Like many oncogenes, mutant KRAS impacts cellular metabolism and these effects might underlie some of the biological effects of wild type and mutant KRAS outlined above.

Metabonomics (Everett et al., 2019; Lindon et al., 2000) is a novel field in systems biology that produces disease-relevant molecular information downstream of the genome and proteome and has shown early promise in cancer research. We recently demonstrated the power of metabonomics to define the specific profiles of human SW48 colorectal cancer cells carrying different KRAS mutations in codons 12, 13, 61 and 146 compared with their wild-type counterpart (Varshavi et al., 2020).

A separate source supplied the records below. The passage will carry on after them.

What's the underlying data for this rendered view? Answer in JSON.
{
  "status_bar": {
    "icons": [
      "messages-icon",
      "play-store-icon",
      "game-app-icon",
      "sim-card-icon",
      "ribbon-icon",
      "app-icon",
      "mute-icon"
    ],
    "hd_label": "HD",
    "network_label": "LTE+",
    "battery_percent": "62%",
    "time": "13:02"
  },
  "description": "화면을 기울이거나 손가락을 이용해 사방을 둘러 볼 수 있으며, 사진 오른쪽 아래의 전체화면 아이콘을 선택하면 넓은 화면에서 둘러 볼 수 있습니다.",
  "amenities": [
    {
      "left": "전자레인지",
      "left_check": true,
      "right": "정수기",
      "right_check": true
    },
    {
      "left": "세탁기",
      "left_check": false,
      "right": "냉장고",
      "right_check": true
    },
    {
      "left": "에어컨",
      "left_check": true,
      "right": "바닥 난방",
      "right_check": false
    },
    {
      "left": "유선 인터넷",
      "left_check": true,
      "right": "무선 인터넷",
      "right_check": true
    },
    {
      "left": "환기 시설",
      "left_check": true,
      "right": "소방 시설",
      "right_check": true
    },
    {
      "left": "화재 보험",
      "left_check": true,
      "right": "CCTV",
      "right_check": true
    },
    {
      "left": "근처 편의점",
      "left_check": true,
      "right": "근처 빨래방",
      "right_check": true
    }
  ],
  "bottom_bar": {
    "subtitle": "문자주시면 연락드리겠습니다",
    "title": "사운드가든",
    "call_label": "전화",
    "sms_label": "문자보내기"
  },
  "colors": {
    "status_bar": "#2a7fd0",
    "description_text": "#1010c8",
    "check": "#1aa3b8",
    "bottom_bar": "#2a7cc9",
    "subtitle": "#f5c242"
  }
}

In this study, we applied NMR-based metabonomics to obtain an understanding of metabolic dysregulation driven by common KRAS mutations and also studied the effects of single copy mutant KRAS on the cellular metabolic profile. Specifically, we compared the metabolic profiles of parental HCT116 KRAS G13D/+ (a cell line isolated from a patient with colorectal cancer in which glycine (G) 13 is mutated to aspartate (D)) and its isogenic derivative cell lines: KRAS +/– and KRAS G13D/–. In the cell line KRAS +/–, the mutated KRAS allele is deleted and the WT allele remains, whereas in KRAS G13D/– the WT KRAS allele is deleted and the G13D mutant allele remains. These isogenic cell lines share the same genetic background, differing only by the mutational status of the KRAS gene and therefore allowed study of the metabolic functions of normal or mutant KRAS proteins and in particular, allowed us to determine the effects of the loss of an allele of the cell line metabolic profile, something that had not been possible in our previous studies (Varshavi et al., 2020).

2 Experimental

2.1 Cell culture and harvesting method

HCT116 colorectal carcinoma isogenic cell lines were obtained from Horizon Discovery Ltd (Cambridge, UK) and maintained at 37 °C with 5% CO2. Cell lines were generated using the Recombinant Adeno-Associated Virus (rAAV) based gene editing platform and were all validated by genotyping—gDNA and cDNA. The study was conducted in vitro with the cells transiently growing as spheroids in low adherence flasks, cultured and harvested as recently described using five biological replicates (Varshavi et al., 2020).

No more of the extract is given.